At least they could give me a tshirt. Or a hat.
s
Robin,
I promised I’d keep you up to date on this… Jim did get me hooked back up with Support, and we’ve been pursuing this. I thought we had it nailed down to unknown Seagate drive problems, but unfortunately that doesn’t seem to have solved things. We’ve swapped out the chassis, power supply and most recently the drives but I still see frequent crash-reboots.
The problem only happens when connected to an Apple Time Capsule, so now that we’ve ruled out the drives it’s clearly an issue with one device or the other… but neither logs any errors, and neither vendor has yet provided any sort of debugging firmware.
This is easily the most frustrating technology support experience I’ve had, made worse by being told that nobody else has ever seen these problems. I guess my house is in the center of some sort of technology negation field…

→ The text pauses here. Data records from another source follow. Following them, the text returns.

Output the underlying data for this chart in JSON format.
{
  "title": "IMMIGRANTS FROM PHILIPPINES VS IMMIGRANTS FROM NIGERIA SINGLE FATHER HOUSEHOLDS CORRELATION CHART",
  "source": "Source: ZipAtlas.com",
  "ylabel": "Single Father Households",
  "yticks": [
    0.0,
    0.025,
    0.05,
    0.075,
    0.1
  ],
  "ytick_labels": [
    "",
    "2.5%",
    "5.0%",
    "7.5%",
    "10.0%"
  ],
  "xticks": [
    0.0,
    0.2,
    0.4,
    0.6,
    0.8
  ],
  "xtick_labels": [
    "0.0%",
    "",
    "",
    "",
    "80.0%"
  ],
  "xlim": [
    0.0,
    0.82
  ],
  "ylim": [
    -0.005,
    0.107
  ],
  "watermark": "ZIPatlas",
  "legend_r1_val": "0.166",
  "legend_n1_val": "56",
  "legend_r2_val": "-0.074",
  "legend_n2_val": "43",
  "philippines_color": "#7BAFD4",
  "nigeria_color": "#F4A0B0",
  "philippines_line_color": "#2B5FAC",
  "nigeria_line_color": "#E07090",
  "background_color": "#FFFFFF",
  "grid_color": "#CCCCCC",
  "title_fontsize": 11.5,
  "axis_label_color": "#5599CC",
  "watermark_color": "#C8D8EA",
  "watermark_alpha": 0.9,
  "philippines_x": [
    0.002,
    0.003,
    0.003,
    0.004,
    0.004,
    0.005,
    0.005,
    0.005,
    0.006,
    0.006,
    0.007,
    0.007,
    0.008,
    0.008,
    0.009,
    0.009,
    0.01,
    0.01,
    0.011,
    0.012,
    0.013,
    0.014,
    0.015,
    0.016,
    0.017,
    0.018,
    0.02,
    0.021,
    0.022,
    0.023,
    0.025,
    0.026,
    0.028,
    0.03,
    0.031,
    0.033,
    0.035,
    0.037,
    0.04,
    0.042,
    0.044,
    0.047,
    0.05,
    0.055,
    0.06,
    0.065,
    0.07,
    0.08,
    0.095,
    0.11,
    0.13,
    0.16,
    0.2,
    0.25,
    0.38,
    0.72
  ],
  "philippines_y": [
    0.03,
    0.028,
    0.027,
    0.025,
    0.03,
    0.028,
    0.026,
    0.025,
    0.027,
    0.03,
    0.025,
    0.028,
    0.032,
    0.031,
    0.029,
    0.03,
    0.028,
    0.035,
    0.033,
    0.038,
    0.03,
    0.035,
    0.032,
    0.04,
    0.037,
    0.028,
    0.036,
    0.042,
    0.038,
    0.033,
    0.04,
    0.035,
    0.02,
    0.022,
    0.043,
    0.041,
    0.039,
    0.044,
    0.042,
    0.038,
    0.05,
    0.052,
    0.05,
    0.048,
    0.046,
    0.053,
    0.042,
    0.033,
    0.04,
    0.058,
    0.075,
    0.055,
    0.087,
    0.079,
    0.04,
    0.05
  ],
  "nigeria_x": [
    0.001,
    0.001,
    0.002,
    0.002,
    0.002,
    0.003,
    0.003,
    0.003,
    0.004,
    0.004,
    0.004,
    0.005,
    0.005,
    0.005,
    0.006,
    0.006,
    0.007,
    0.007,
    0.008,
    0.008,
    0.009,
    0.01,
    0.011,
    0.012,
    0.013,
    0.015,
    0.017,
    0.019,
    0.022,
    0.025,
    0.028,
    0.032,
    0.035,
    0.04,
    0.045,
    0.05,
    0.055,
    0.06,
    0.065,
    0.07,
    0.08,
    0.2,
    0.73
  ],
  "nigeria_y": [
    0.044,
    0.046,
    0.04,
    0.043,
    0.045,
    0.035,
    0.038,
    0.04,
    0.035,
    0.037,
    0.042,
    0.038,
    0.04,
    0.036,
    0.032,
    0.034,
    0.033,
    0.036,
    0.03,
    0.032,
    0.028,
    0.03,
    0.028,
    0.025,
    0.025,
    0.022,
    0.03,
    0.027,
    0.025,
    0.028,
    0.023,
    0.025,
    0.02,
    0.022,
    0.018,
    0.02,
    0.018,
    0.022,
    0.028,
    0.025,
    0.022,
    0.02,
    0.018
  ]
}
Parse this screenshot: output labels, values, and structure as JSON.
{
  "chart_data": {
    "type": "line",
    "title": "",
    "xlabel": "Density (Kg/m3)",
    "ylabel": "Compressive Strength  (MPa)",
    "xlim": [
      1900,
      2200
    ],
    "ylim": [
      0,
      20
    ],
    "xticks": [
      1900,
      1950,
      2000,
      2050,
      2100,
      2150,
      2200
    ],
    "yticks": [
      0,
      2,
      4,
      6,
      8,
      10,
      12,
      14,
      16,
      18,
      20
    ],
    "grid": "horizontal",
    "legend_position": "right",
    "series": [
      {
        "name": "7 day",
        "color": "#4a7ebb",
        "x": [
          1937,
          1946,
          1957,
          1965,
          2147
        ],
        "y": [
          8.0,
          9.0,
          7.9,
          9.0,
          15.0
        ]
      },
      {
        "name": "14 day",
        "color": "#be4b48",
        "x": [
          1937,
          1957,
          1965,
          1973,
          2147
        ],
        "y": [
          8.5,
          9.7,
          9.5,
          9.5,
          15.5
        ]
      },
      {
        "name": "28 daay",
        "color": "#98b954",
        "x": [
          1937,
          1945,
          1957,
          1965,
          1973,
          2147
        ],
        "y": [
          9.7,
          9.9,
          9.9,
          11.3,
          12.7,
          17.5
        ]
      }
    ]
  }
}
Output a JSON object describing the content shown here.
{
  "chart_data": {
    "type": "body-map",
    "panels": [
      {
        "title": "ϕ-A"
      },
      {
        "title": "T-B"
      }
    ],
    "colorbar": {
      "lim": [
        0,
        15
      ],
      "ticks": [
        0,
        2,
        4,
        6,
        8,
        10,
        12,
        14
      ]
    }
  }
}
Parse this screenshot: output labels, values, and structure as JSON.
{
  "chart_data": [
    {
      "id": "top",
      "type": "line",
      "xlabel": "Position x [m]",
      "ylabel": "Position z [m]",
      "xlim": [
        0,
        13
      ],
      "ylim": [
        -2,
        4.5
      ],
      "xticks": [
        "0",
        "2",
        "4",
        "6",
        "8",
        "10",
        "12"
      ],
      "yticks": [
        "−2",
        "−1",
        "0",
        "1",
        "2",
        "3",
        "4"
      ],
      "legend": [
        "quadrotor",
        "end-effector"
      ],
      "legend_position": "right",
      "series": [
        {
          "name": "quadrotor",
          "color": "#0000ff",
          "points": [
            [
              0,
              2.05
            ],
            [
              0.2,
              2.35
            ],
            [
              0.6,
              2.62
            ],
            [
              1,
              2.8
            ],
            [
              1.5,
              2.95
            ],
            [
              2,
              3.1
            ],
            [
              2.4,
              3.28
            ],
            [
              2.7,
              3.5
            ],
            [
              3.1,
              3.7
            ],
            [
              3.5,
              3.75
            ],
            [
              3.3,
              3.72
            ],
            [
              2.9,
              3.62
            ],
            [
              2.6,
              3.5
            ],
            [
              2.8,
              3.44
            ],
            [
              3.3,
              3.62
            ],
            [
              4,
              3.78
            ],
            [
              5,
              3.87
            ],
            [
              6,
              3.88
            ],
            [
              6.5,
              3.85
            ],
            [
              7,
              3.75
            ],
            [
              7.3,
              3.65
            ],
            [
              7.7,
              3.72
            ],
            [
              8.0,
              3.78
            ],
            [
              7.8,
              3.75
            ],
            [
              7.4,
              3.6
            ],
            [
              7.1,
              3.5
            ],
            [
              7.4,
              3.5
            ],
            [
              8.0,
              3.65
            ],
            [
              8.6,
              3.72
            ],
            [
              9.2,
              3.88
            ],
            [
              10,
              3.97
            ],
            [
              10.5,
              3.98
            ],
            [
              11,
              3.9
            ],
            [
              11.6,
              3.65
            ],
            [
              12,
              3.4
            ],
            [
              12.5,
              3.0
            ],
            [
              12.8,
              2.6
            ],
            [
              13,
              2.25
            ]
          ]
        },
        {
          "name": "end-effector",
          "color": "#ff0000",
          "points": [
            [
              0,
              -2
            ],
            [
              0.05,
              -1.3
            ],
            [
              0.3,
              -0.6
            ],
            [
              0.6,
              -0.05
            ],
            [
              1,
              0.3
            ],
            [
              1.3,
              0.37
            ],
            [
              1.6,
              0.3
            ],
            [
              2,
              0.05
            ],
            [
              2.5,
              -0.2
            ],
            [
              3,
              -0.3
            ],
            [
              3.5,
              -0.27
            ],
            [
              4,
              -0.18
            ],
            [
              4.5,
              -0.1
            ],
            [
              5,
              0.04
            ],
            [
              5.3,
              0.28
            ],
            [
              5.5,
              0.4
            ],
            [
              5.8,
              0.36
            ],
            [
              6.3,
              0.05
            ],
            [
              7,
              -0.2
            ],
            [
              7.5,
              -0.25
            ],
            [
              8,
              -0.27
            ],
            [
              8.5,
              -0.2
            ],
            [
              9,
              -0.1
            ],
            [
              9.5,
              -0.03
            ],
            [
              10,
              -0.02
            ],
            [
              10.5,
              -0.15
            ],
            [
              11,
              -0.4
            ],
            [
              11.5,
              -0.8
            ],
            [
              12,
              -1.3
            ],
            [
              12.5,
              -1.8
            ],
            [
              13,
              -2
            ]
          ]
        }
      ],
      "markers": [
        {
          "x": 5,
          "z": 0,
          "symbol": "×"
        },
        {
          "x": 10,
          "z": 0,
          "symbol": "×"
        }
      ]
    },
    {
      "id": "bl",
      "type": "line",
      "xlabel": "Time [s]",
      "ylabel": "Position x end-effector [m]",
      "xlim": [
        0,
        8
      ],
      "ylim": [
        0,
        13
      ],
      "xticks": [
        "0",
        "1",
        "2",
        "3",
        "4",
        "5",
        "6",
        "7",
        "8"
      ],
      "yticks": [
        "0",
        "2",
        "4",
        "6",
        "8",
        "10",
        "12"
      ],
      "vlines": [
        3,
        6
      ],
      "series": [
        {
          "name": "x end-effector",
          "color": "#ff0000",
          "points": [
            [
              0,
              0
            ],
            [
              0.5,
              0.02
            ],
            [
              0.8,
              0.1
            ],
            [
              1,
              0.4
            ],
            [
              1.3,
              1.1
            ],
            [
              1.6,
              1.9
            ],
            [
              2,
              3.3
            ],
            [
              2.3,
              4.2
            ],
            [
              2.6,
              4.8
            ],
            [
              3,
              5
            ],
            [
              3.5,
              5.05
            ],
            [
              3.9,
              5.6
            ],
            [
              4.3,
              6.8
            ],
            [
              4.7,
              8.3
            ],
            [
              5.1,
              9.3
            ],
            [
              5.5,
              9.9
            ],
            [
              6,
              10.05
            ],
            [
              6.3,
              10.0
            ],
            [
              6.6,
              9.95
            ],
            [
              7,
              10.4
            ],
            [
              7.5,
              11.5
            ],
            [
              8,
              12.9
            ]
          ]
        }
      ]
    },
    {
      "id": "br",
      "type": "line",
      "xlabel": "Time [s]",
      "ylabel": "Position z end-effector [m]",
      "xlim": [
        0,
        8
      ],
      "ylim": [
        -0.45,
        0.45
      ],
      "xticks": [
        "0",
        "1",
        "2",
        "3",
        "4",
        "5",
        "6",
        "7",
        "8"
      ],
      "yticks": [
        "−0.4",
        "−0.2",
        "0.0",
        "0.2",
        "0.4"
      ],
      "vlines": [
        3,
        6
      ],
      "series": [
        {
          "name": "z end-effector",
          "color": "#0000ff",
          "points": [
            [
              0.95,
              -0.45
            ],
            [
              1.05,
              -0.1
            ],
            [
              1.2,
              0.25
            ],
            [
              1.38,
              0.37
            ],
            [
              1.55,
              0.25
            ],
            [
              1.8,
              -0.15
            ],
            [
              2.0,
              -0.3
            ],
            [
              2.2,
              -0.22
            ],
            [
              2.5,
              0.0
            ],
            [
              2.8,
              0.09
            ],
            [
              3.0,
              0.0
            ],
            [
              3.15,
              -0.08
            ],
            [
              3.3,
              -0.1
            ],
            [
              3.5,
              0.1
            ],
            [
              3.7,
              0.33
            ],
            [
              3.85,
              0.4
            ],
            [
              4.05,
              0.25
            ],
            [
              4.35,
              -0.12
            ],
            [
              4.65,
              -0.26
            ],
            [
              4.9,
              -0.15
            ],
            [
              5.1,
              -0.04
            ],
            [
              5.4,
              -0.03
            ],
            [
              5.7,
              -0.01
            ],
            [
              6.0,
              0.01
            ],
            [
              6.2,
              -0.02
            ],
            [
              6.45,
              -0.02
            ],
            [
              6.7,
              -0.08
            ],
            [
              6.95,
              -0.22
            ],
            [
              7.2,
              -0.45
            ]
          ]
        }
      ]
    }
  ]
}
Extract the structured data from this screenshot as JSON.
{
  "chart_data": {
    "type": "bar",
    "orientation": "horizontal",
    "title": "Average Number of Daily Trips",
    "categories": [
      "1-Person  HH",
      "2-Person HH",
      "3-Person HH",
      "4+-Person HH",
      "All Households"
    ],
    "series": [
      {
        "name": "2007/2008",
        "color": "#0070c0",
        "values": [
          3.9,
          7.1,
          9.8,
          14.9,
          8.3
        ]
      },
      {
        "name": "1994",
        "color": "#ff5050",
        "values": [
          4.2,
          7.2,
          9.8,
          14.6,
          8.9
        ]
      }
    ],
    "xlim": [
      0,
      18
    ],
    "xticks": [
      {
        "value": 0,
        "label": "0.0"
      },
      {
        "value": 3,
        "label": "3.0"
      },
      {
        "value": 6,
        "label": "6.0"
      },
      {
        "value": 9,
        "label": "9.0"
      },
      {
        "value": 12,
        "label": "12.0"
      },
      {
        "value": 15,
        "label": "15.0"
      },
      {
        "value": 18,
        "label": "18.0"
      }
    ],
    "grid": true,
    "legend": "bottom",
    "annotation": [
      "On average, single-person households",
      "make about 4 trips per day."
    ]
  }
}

I’m not happy with the Time Capsule for other reasons (can’t change even port mappings without a reboot? Really?), but it was $300 and the only supported platform for network Time Machine, so I’m stuck with that for a while. And the Drobo is a fortune compared to (much less capable) USB RAIDs. So I’m going to keep pursuing this… I’ll let you know where it ends.
–Jered
It has been a while since this article has been written, and I have accumulated plenty of Drobo experience in the past 2 years of ownership.
DroboPro:
Major silent corruption issues, two incidents, about 130 files lost.
DroboPro FS:
Impossible to check with tools like Disk Warrior. Based on previous experience I have to assume 1% of data lost to silent corruption per year.
One hard drive was failing, but drobo was reporting business as usual (all green). As a result deleting 12 MB of data was taking over 90 minutes. I had to run diagnostics and send them in to Drobo to find out which drive had / was in the process of failing.
Conclusions:
At the very least Drobo should not encrypt the diagnostics, to a certain extent I can figure out a few things for myself, for example if bay 1 fails to mount 242 times in the past 24 hours, something is not a peachy as reported.
For me Drobo reliability is low both on the data level (corruption) and on the hardware level (not reporting failed hard drive).
For important data it’s ZFS or nothing. At the time we only use Drobo for non vital files. Drobo seems to be a great tool for the home user, I would gladly purchase it again for my parents. For reliable and cost efficient results, build your own ZFS or commission one.